Methodology

Effective 31 May 2026. Public methodology for Assignee Research.

Purpose

Assignee Research publishes machine-assisted literature syntheses, benchmark intelligence, and selected machine-verifiable research artifacts. The public record is designed to be inspectable: each output should make clear what was claimed, where the claim came from, how it was assessed, and what limitations remain.

The literature synthesis pipeline does not run new experiments or create new datasets. Its reports summarize and compare existing published work. Mathematical reports are presented separately because their status depends on computational search or formal verification rather than literature synthesis.

Literature Synthesis Workflow

1	Question selection. A specific research question is selected from the active research agenda. Broad or redundant questions are de-prioritized.
2	Source retrieval. The system searches public scientific indexes and collects candidate papers relevant to the question.
3	Reading and extraction. When full text is available, the system uses sections and tables in addition to abstracts. Candidate claims and benchmark scores are extracted from source material.
4	Grounding check. Claims are compared against retrieved sources. Claims that cannot be grounded are excluded from publication or treated as lower-confidence material.
5	Quality assessment. Drafts are evaluated for source coverage, consistency, evidence strength, uncertainty disclosure, and publication suitability.
6	Artifact generation. Approved reports are rendered as public pages, citation exports, and when available, PDF artifacts and external records.

Quality Assessment

Quality scores are automated assessments of source grounding, internal consistency, and evidence coverage. They are not human peer review and should not be read as endorsement by domain experts. A high score indicates that a report passed the system's internal checks more strongly than a lower-scored report.

The score is useful for triage, but the source papers remain authoritative. Readers should cite original sources for specific factual claims and cite Assignee Research only when referring to the synthesis, comparison, or benchmark audit itself.

Benchmark Discrepancy Detection

Benchmark pages aggregate model-performance claims extracted from papers. A discrepancy is flagged when different sources report divergent scores for the same model and benchmark. A spread of at least three percentage points is treated as notable; larger spreads are given higher severity.

Discrepancies are not automatically accusations of error. They may arise from different prompts, dataset versions, evaluation protocols, scoring rules, preprocessing, fine-tuning, or reporting conventions. The purpose of the tracker is to make ambiguity visible and auditable.

Mathematical Results

Mathematical outputs are separated from literature syntheses. A formal proof is treated differently from computational evidence.

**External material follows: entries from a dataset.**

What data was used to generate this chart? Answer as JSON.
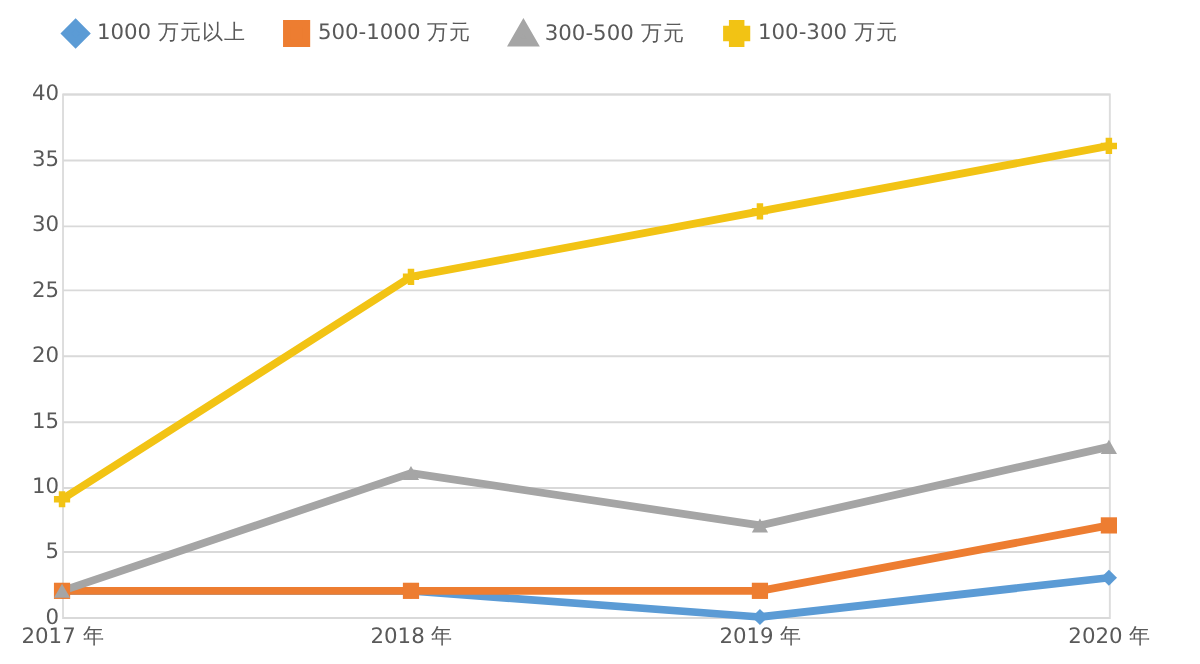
{
  "chart_data": {
    "type": "line",
    "categories": [
      "2017 年",
      "2018 年",
      "2019 年",
      "2020 年"
    ],
    "series": [
      {
        "name": "1000 万元以上",
        "color": "#5b9bd5",
        "marker": "diamond",
        "values": [
          2,
          2,
          0,
          3
        ]
      },
      {
        "name": "500-1000 万元",
        "color": "#ed7d31",
        "marker": "square",
        "values": [
          2,
          2,
          2,
          7
        ]
      },
      {
        "name": "300-500 万元",
        "color": "#a5a5a5",
        "marker": "triangle",
        "values": [
          2,
          11,
          7,
          13
        ]
      },
      {
        "name": "100-300 万元",
        "color": "#f2c314",
        "marker": "cross",
        "values": [
          9,
          26,
          31,
          36
        ]
      }
    ],
    "ylim": [
      0,
      40
    ],
    "yticks": [
      0,
      5,
      10,
      15,
      20,
      25,
      30,
      35,
      40
    ],
    "grid": "y",
    "legend": "top",
    "line_style": "solid"
  }
}
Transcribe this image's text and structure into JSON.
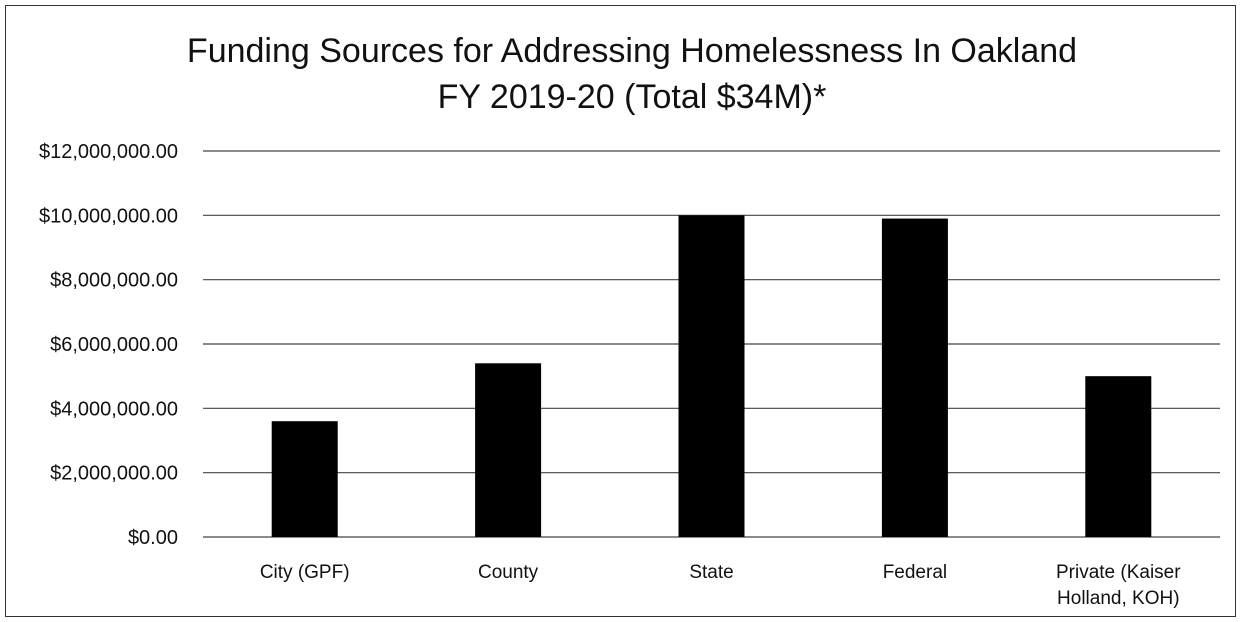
{
  "chart_data": {
    "type": "bar",
    "title": [
      "Funding Sources for Addressing Homelessness In Oakland",
      "FY 2019-20  (Total $34M)*"
    ],
    "categories": [
      [
        "City (GPF)"
      ],
      [
        "County"
      ],
      [
        "State"
      ],
      [
        "Federal"
      ],
      [
        "Private (Kaiser",
        "Holland, KOH)"
      ]
    ],
    "values": [
      3600000,
      5400000,
      10000000,
      9900000,
      5000000
    ],
    "ylim": [
      0,
      12000000
    ],
    "yticks": [
      0,
      2000000,
      4000000,
      6000000,
      8000000,
      10000000,
      12000000
    ],
    "ytick_labels": [
      "$0.00",
      "$2,000,000.00",
      "$4,000,000.00",
      "$6,000,000.00",
      "$8,000,000.00",
      "$10,000,000.00",
      "$12,000,000.00"
    ],
    "bar_color": "#000000",
    "grid": true,
    "legend": false
  }
}
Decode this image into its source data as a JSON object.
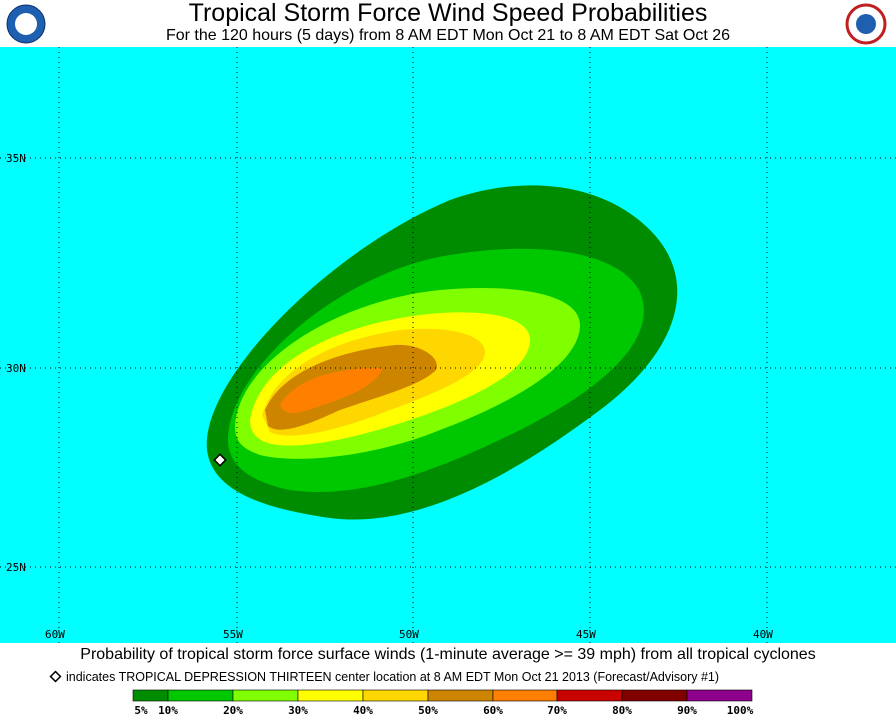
{
  "header": {
    "title": "Tropical Storm Force Wind Speed Probabilities",
    "subtitle": "For the 120 hours (5 days) from 8 AM EDT Mon Oct 21 to 8 AM EDT Sat Oct 26"
  },
  "map": {
    "lat_labels": [
      "35N",
      "30N",
      "25N"
    ],
    "lon_labels": [
      "60W",
      "55W",
      "50W",
      "45W",
      "40W"
    ],
    "background": "#00ffff"
  },
  "caption": "Probability of tropical storm force surface winds (1-minute average >= 39 mph) from all tropical cyclones",
  "marker_note": "indicates TROPICAL DEPRESSION THIRTEEN center location at 8 AM EDT Mon Oct 21 2013 (Forecast/Advisory #1)",
  "legend": {
    "labels": [
      "5%",
      "10%",
      "20%",
      "30%",
      "40%",
      "50%",
      "60%",
      "70%",
      "80%",
      "90%",
      "100%"
    ],
    "colors": [
      "#008c00",
      "#00c800",
      "#7fff00",
      "#ffff00",
      "#ffd700",
      "#cd8500",
      "#ff7f00",
      "#c80000",
      "#800000",
      "#8c008c"
    ]
  }
}
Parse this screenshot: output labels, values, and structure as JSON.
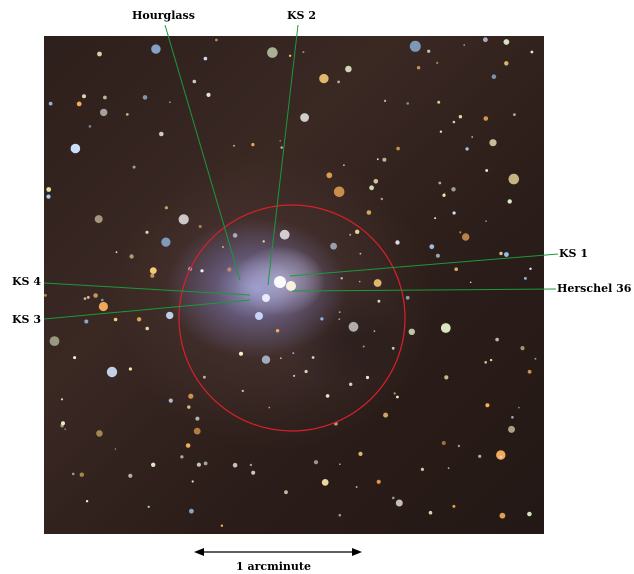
{
  "labels": {
    "hourglass": "Hourglass",
    "ks2": "KS 2",
    "ks1": "KS 1",
    "herschel36": "Herschel 36",
    "ks4": "KS 4",
    "ks3": "KS 3"
  },
  "scale_bar": {
    "label": "1 arcminute"
  },
  "colors": {
    "pointer_line": "#1a9a3a",
    "region_circle": "#d8202a",
    "label_text": "#000000"
  }
}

Computational evidence means that a search found no counterexample within the stated conditions; it is not a proof. Formal claims require machine-checkable proof artifacts before they are presented as proven.

Gate 2 Verification (Truth-Engine)

As of 2026-06-10, every published record carries a gate_verdict (see gate-verdict-v1 in Schemas) describing whether it has passed Gate 2 of the verification pipeline:

UNVERIFIED	The record has not completed Gate 2. This is the default for a literature synthesis with no attached formal proof or sandbox reproduction. All papers published before 2026-06-10 are marked `UNVERIFIED`.
VERIFIED	The record has passed Gate 2: a Lean4 proof source type-checks, or a sealed-sandbox run reproduced the reported results within stated tolerance. A reproducible artifact (proof source, or repro script and results) is attached.
FALSIFIED	A claim was tested against Gate 2 and failed: a counterexample was found, a proof did not type-check, or a reproduction did not match the reported results. The failing evidence is attached to the record.

VERIFIED status is never derived from review score or claim count; only from an attached, independently checkable artifact. The homepage "Verified contributions" count reflects only records with VERIFIED status; it is intentionally distinct from, and typically much smaller than, the total paper count.

Limitations

L-1	Automated inference can be wrong. Retrieval, extraction, scoring, and summarization can miss sources, misread tables, or overstate agreement.
L-2	Coverage is incomplete. The system can only reason over material it retrieves and parses successfully.
L-3	Benchmark comparability is fragile. Scores with the same benchmark name may still differ because the underlying protocol differs.
L-4	Public pages are summaries. The source papers and cited artifacts should be consulted before relying on any scientific conclusion.

Corrections

Correction requests should include the affected URL, the exact claim or score, the reason it appears wrong, and a source that supports the correction. Send requests to contact@assignee.net. Substantive corrections may result in updated public text, hidden or withdrawn entries, changed discrepancy status, or a note in the methodology changelog.

Methodology Changelog

2026-06-10	Activated Gate 2 verification pipeline (`gate-verdict-v1`). All 7,372 papers published before this date were marked `UNVERIFIED` pending formal proof or sandbox reproduction. See Changelog C-30.
2026-05-31	Published public methodology page, correction policy, route verification, and public leak checks for the web surface.